Daphna Bassok

Assistant Professor of Education Policy at the University of Virginia

Topic: 
Kids Today: The changing nature of early childhood learning in the age of accountability
Date: 
Tuesday, June 3, 2014 - 3:30pm to 5:00pm

Location: 

CERAS Learning Hall

Recent accounts suggest that accountability pressures have trickled down into the early elementary grades, and that kindergarten today is characterized by a heightened focus on academic skills. This presentation documents substantial changes in kindergarten classrooms between 1998 and 2010, using three large nationally-representative datasets.
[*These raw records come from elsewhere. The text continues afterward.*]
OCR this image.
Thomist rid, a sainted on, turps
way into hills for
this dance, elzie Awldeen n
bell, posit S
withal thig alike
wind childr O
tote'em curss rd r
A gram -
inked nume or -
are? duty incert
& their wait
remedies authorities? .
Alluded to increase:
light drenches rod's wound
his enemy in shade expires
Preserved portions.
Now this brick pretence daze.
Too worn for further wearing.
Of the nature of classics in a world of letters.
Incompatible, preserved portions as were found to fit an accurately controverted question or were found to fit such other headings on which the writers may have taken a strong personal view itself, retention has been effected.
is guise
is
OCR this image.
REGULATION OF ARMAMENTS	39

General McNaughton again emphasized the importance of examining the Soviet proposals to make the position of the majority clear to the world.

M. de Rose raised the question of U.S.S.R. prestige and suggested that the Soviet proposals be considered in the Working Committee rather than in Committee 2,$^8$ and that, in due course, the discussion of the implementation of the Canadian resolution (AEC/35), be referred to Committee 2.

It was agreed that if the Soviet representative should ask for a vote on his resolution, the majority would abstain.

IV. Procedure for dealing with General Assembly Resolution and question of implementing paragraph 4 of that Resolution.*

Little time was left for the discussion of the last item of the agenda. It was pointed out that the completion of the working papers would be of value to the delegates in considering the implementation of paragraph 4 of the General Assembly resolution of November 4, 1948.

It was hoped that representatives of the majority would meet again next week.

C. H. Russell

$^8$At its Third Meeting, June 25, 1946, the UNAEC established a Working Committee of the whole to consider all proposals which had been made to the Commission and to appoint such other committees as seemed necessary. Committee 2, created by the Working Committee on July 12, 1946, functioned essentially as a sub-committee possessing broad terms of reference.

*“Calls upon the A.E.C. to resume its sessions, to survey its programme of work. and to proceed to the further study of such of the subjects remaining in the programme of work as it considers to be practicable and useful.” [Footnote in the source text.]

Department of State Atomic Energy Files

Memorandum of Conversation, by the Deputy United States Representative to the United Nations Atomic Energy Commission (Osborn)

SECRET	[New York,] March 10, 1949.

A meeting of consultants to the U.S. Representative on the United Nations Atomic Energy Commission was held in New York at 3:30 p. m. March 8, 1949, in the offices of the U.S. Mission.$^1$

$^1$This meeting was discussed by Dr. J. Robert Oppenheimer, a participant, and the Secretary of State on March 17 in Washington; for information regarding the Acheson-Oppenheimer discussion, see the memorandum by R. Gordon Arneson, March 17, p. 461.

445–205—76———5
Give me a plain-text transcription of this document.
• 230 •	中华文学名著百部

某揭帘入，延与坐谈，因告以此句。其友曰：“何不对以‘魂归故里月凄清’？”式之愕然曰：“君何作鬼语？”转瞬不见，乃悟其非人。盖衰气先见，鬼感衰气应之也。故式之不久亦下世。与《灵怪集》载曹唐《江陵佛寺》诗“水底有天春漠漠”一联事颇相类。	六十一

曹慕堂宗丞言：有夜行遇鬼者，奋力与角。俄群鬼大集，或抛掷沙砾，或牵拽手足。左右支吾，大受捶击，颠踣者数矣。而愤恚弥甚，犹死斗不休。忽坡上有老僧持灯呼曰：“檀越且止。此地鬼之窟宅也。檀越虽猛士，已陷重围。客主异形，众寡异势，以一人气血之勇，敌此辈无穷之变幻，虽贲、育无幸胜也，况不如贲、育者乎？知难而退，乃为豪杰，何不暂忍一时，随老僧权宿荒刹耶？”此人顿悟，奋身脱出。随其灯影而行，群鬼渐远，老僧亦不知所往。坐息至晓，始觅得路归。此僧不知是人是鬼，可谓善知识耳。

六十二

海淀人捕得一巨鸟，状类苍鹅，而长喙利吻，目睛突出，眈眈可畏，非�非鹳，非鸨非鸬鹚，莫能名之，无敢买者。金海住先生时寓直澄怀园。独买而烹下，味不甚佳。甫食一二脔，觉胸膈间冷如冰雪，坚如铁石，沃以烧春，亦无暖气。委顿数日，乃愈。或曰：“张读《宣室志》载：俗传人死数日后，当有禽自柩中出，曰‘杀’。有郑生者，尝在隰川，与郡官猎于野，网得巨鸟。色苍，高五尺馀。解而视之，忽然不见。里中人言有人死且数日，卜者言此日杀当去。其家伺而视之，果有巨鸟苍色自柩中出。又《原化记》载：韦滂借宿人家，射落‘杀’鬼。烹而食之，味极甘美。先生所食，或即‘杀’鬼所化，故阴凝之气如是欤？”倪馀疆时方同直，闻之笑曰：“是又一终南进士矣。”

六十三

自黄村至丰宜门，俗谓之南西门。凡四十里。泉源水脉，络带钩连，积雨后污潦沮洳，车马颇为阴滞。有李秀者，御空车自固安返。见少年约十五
Nearly all measures examined changed substantially over this period, and always in the direction consistent with a heightened academic focus. We document large increases in teachers’ expectations for incoming kindergarteners, as well as the time they allocate to literacy, to teacher-directed whole group instruction, and to working with textbooks and worksheets. While in 1998, 31 percent of kindergarten teachers indicated that most children should learn to read in kindergarten, in 2010 80 percent of teachers agreed with this statement. After describing these striking trends, we posit several inter-related explanations, including the possibility that kindergarten teachers are responding to school-level accountability pressures and that teachers are responding to changes in children’s abilities at school entry. We present preliminary results that suggest, using teacher-reported measures, meaningful changes in children’s knowledge at school entry.